Abstract
Various philosophers including Bertrand Russell and Ludwig Wittgenstein have shared the view
that extra-linguistic reality and its nature are somehow linked with language. Given that language is
a medium of capturing the objective truth around us, it is possible that the formal logic of language
could also be inspired by how the world around us operates. Reality as we understand it, is a series of
continuous interactions between objects. These interactions are loosely referred to us by as events.
With constant rise in content generated every day, it has become arduous task to keep track of all the
events happening in the real world. A major challenge information access tasks face is that they have
to deal with colossal amounts of unstructured data, i.e., data whose format loosely implies its meaning
described in a human understandable language. This makes understanding event mentions in text a key
problem in Natural Language Processing. Event detection is an important Natural Language Processing
and Information Retrieval problem, that has been extended to multiple domains and is now being tackled
for languages other than English.In this thesis, we address the problem of event detection in Hindi. Hindi, like many other languages
is an object-centric language that grounds a metaphysical system in objects, with sentence constructions
mainly describing the properties (state) of a noun or the interaction between these nouns. If we were
to use Hindi to define the nature of being, real world events would be formally captured as a series of
interactions between nouns. We are further motivated by the fact that, in the past few years, the doctrine
that actions are events has become an essential, and sometimes an unargued part of the received view
in the philosophy of action, despite the efforts of a few philosophers to undermine the consensus. This
task is an important one given the constant rise in volume of Hindi data being produced and consumed.
A recent report shows that Hindi content consumption on the web is growing at a rate of 94% per year
as compared to English’s 19%1
.
Given a low resource language like Hindi, with abundance in unstructured text, we believe leveraging systems to automatically detect events in unstructured texts can enable significant advances in the
performance of various information access tasks. The task of event detection in Hindi is relatively unexplored, partly because of syntactic features such as relative free word order and nature of verb adjuncts
and partly due to the lack of structured data in Hindi. These properties of Hindi, increase the number of
options available for expressing structured information, hence significantly complicating how chunks of
text can be semantically interpreted.From the perspective of extracting latent information, defining events as semantico-syntactic objects allows for extracting relations between both events and entities, that are not explicitly mentioned.
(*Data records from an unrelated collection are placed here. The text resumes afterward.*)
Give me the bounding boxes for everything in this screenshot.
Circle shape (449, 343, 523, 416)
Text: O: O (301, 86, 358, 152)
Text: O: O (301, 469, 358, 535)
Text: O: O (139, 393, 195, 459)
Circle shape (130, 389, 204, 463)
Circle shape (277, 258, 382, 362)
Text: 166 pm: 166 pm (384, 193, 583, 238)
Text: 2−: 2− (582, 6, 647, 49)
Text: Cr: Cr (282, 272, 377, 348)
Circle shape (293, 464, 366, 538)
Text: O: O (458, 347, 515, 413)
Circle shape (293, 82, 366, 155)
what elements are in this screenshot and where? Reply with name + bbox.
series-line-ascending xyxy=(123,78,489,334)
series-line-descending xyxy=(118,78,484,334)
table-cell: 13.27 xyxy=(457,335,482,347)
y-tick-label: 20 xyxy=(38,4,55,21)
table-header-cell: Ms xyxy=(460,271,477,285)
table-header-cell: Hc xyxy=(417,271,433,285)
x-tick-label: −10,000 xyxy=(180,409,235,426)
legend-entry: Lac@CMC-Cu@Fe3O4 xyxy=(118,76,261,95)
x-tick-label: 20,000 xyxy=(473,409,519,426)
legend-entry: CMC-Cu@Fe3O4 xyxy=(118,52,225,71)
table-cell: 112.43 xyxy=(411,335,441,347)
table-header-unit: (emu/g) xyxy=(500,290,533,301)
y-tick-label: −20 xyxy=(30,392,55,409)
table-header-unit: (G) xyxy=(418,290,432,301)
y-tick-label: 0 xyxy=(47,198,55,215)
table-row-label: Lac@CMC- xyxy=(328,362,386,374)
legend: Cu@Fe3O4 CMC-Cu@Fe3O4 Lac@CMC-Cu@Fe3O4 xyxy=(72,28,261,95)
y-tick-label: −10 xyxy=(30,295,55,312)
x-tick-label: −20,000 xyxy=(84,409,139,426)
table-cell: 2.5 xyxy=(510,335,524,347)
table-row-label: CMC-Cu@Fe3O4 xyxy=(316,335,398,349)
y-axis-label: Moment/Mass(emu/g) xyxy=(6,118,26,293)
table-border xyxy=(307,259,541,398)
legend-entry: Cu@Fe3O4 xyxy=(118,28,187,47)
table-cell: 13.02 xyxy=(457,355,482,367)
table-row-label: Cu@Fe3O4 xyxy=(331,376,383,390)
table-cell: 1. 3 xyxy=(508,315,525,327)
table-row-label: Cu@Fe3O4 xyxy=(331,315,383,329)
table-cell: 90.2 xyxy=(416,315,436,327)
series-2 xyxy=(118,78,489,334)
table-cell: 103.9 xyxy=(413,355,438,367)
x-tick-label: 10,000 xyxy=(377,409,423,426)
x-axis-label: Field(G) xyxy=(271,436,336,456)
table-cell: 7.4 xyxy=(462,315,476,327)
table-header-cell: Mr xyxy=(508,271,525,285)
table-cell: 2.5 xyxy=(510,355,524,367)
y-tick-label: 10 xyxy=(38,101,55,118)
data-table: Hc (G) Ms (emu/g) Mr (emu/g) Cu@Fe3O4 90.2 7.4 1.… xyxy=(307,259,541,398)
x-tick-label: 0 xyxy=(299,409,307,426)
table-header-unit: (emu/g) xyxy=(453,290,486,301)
The extracted event information can then be readily consumed by downstream tasks such as Question
Answering, Summarization and Knowledge Graph generation.
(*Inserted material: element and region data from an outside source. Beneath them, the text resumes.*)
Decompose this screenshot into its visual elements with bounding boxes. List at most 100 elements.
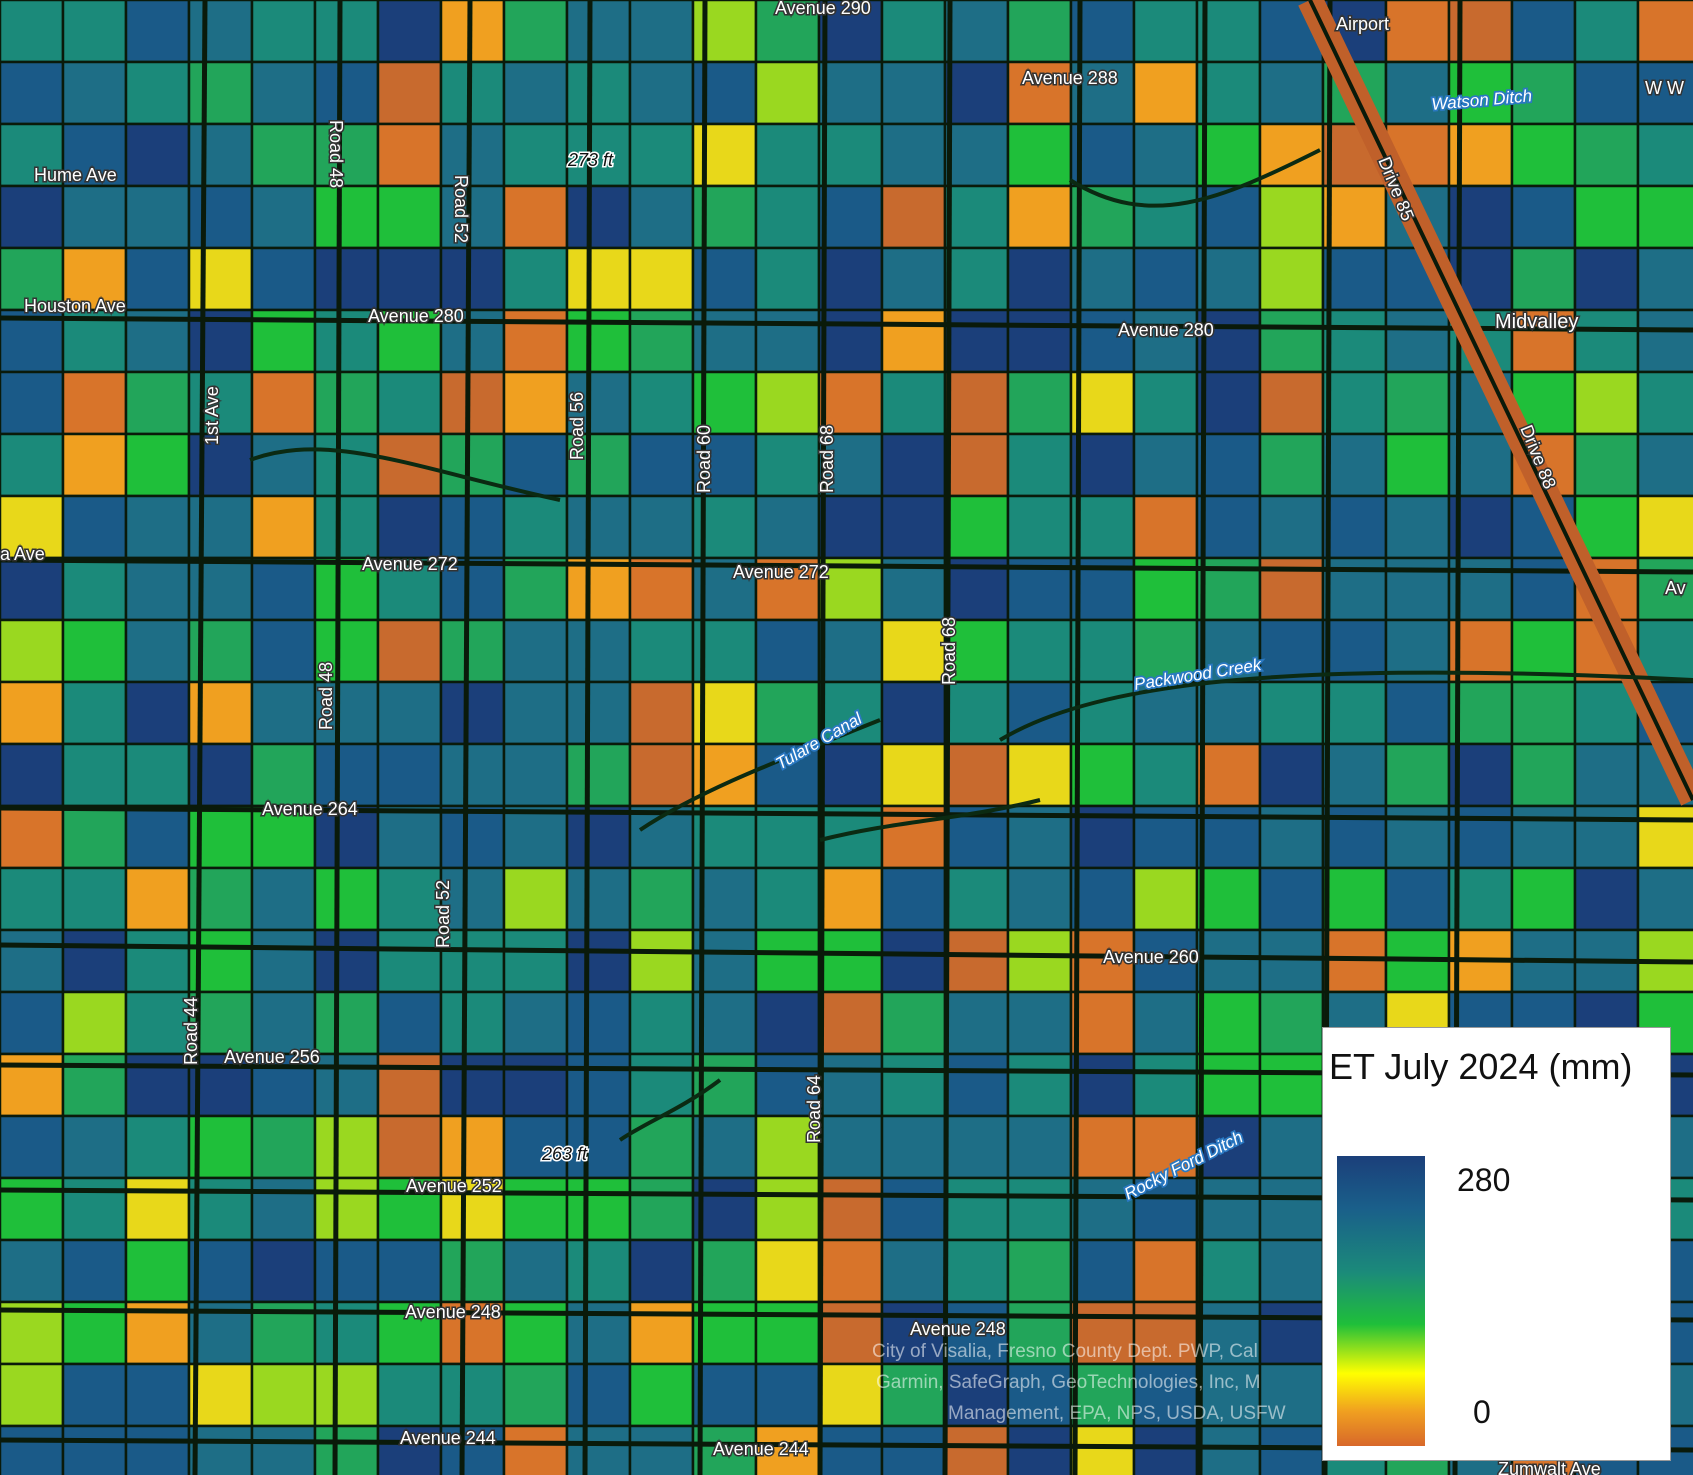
field-parcel [376,494,443,560]
field-parcel [376,556,443,622]
field-parcel [754,1300,821,1366]
field-parcel [817,370,884,436]
field-parcel [754,990,821,1056]
road-label: W W [1645,78,1684,98]
field-parcel [187,0,254,64]
field-parcel [565,1362,632,1428]
field-parcel [1069,1238,1136,1304]
field-parcel [124,866,191,932]
field-parcel [1006,928,1073,994]
field-parcel [376,804,443,870]
field-parcel [565,1052,632,1118]
road-label: Avenue 248 [910,1319,1006,1339]
field-parcel [250,866,317,932]
road-label: Avenue 280 [368,306,464,326]
field-parcel [1195,990,1262,1056]
field-parcel [124,246,191,312]
field-parcel [1573,432,1640,498]
road-label: Road 52 [433,880,453,948]
field-parcel [61,432,128,498]
road-label: Avenue 260 [1103,947,1199,967]
field-parcel [943,308,1010,374]
field-parcel [1573,866,1640,932]
field-parcel [817,990,884,1056]
field-parcel [1321,246,1388,312]
field-parcel [439,1114,506,1180]
field-parcel [565,742,632,808]
road-label: 1st Ave [202,386,222,445]
field-parcel [250,680,317,746]
road-label: Road 60 [694,425,714,493]
field-parcel [439,618,506,684]
field-parcel [0,370,65,436]
field-parcel [880,246,947,312]
field-parcel [502,370,569,436]
field-parcel [943,122,1010,188]
field-parcel [1069,1114,1136,1180]
field-parcel [61,246,128,312]
field-parcel [1321,494,1388,560]
field-parcel [313,1176,380,1242]
field-parcel [313,60,380,126]
field-parcel [502,246,569,312]
field-parcel [628,928,695,994]
field-parcel [0,0,65,64]
field-parcel [0,866,65,932]
field-parcel [1321,184,1388,250]
field-parcel [628,122,695,188]
field-parcel [313,928,380,994]
field-parcel [1573,742,1640,808]
field-parcel [61,184,128,250]
field-parcel [439,1052,506,1118]
field-parcel [124,928,191,994]
field-parcel [376,60,443,126]
field-parcel [943,184,1010,250]
field-parcel [250,246,317,312]
field-parcel [1636,246,1693,312]
field-parcel [1258,1114,1325,1180]
field-parcel [0,122,65,188]
field-parcel [1258,1052,1325,1118]
field-parcel [565,494,632,560]
field-parcel [502,866,569,932]
field-parcel [313,1362,380,1428]
field-parcel [817,184,884,250]
field-parcel [439,184,506,250]
field-parcel [754,432,821,498]
field-parcel [691,1238,758,1304]
field-parcel [502,0,569,64]
attribution-line: Management, EPA, NPS, USDA, USFW [948,1403,1286,1424]
field-parcel [187,246,254,312]
field-parcel [1321,742,1388,808]
field-parcel [1510,680,1577,746]
field-parcel [880,122,947,188]
field-parcel [1195,680,1262,746]
field-parcel [1384,370,1451,436]
road-label: Avenue 264 [262,799,358,819]
field-parcel [376,370,443,436]
field-parcel [1006,866,1073,932]
field-parcel [1321,370,1388,436]
field-parcel [0,184,65,250]
field-parcel [187,1362,254,1428]
field-parcel [1636,494,1693,560]
field-parcel [1195,866,1262,932]
field-parcel [313,804,380,870]
field-parcel [0,556,65,622]
field-parcel [0,1176,65,1242]
field-parcel [880,1176,947,1242]
field-parcel [1069,1052,1136,1118]
field-parcel [1258,1300,1325,1366]
legend-min-label: 0 [1473,1394,1491,1430]
field-parcel [502,494,569,560]
field-parcel [124,60,191,126]
field-parcel [1195,928,1262,994]
field-parcel [880,60,947,126]
field-parcel [1069,742,1136,808]
field-parcel [1258,1424,1325,1475]
field-parcel [1069,680,1136,746]
attribution-line: City of Visalia, Fresno County Dept. PWP… [872,1341,1258,1362]
field-parcel [124,680,191,746]
field-parcel [628,432,695,498]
The initial work presented in this thesis is directed towards tackling two major challenges. The
primary being understanding how event mentions are captured in Hindi. This task, motivated by the
interesting property of Hindi, where the syntax of the sentence is influenced by the event-semantics,
becomes a compelling one. The observations of our studies are captured and formulated as two documents (annotation guidelines and annotation specifications) that allow accurate identification of event
mentions in Hindi text.
The second challenge we tackle is that of automating the task of event mention detection in Hindi
texts. In order to kickstart exploration in the domain of machine learning approaches, we build and
publish the largest event annotated dataset for Hindi. Our research sheds lights on the various possible
methods to automate event detection in Hindi texts and compares the impact of techniques built on top
of and without hand-crafted features.
Machine learning techniques for automated event-detection have advanced fairly owing to the current
rise in introduction and adoption of sophisticated neural architectures. However, these architectures are
plagued by biases in opportunistically collected data sets for major languages. As a result of this, there
is little to no progress in development of resources and solutions for low resource languages. Driven by
this motivation, the final part of work attempts to tackle this by introducing an architecture, the MultiLingual Sequence Tagger (M-LiST) capable of training on a combination of four monolingual datasets
and attaining state of the art performance for open domain event detection on the in three languages and current best performance for one of the languages.